More than a decade after a youth sports volunteer from Hereford with a record of sex offense charges was convicted of abusing a 12-year-old boy, Baltimore County remains the only jurisdiction in the region that doesn't require background checks for recreation coaches and volunteers.

That could change under a new County Council proposal to make checks mandatory for those who work with children in recreational programs in the county.

"These are the people who have the direct access to your children," said Council Chairwoman Cathy Bevins, a Middle River Democrat who is sponsoring the legislation. She said she was shocked to learn the county doesn't have a policy on the issue.

But some have questioned the proposal, saying it might be too costly. County Executive Kevin Kamenetz's administration is seeking to delay a vote on the Bevins bill, saying it needs to study the fiscal and operational impacts. The county has 30,000 recreation volunteers, though not all work with children.

Cases of children victimized by abusers who are in positions of trust as coaches and instructors have come to light across the nation. The conviction of former Penn State assistant football coach Jerry Sandusky, who ran programs for at-risk youth, put an intense spotlight on the issue of protecting children in recreational programs.

In the aftermath of the Sandusky case, the Baltimore-based Cal Ripken Sr. Foundation has focused on preventing sexual abuse in sports, including efforts to make background checks more affordable for youth organizations.

Most recreational departments in Maryland require background checks for volunteers, according to Chuck Montrie, executive director of the Maryland Recreation and Parks Association. National organizations such as the Boy Scouts and the Boys and Girls Club also have made criminal background checks for volunteers mandatory.

In 2000, when the Hereford volunteer was charged, Baltimore officials said they did not have the time or money to screen tens of thousands of volunteers. One official said then that background checks aren't a guarantee of safety and that parents should become involved.

John Warren Leader was convicted of abusing a boy he met through activities sponsored by Hereford Recreation Council. The volunteer had been charged eight years earlier with abuse in a separate case, though those charges had been dropped.

Today, the county recreation department's "parents code of conduct" notes that the county does not provide background checks "because experts, including the Baltimore County Police Department, agree that parental involvement is a more effective means of protecting children." Parents are encouraged, though not required, to sign the document.

Many parents are under the false impression that the county requires background checks, said Leslie Monfred, a member of the county's volunteer Board of Recreation and Parks.

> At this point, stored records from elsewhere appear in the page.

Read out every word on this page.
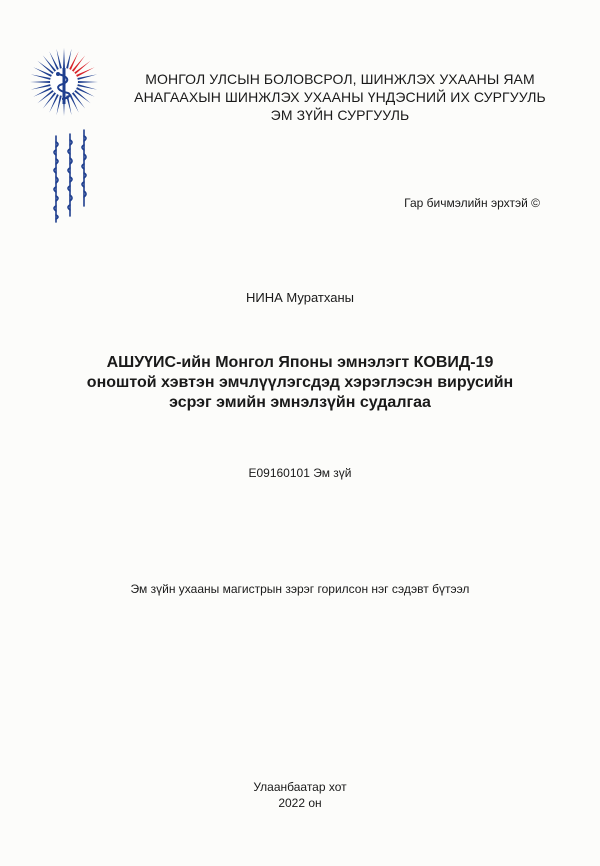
МОНГОЛ УЛСЫН БОЛОВСРОЛ, ШИНЖЛЭХ УХААНЫ ЯАМ
АНАГААХЫН ШИНЖЛЭХ УХААНЫ ҮНДЭСНИЙ ИХ СУРГУУЛЬ
ЭМ ЗҮЙН СУРГУУЛЬ
Гар бичмэлийн эрхтэй ©
НИНА Муратханы
АШУҮИС-ийн Монгол Японы эмнэлэгт КОВИД-19
оноштой хэвтэн эмчлүүлэгсдэд хэрэглэсэн вирусийн
эсрэг эмийн эмнэлзүйн судалгаа
E09160101 Эм зүй
Эм зүйн ухааны магистрын зэрэг горилсон нэг сэдэвт бүтээл
Улаанбаатар хот
2022 он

The lack of a policy "means in real terms that any murderer, rapist or pedophile is currently welcome to coach in Baltimore County," Monfred told the County Council on Monday. The council is scheduled to discuss the bill April 29, with a vote in May.

A spokeswoman for Kamenetz said the county executive has directed parks and recreation director Barry Williams to study the issue of background checks, with a report due by the end of summer. Kamenetz thinks study is important "especially given the tremendous cost implications for local recreation councils and its impact on volunteer membership," spokeswoman Fronda Cohen said in a statement.

"The County Executive believes it prudent to have the study in hand before proceeding with legislation," she said in a statement.

But Bevins says there's no reason to delay, calling her bill "a no-brainer." The county would have until July 2015 to start a screening program, which she says is ample time to work out details.

Bevins says cost shouldn't be an obstacle when considering legislation aimed at curbing abuse. "How do you put a cost on something like that, when that changes a child's life forever?" she said. "There is no going back on that."

Bevins pointed to recent security upgrades in county schools and said, "We're adding all these security features to protect our children. Why would we not want to extend it to those fields that are right outside the schools?"

Baltimore County's recreational councils, which run the youth programs, are led by volunteers. The county provides professional guidance, facilities, maintenance and other assistance, but the councils must raise funds for expenses such as supplies and equipment.

Bevins did not have a cost estimate for the mandatory background checks, which she said the Board of Recreation and Parks asked her to introduce. She said her bill allows enough time to determine how to cover costs and other details, including which criminal convictions would bar someone from volunteering.

In 2001, when Anne Arundel County started screening the backgrounds of coaches, 20 were forced to resign. That prompted criticism that the policy of prohibiting anyone with a felony conviction from volunteering was too harsh, especially for those who had drug convictions from years earlier. The county has since revised the policy to more specifically define which crimes would prohibit someone from volunteering.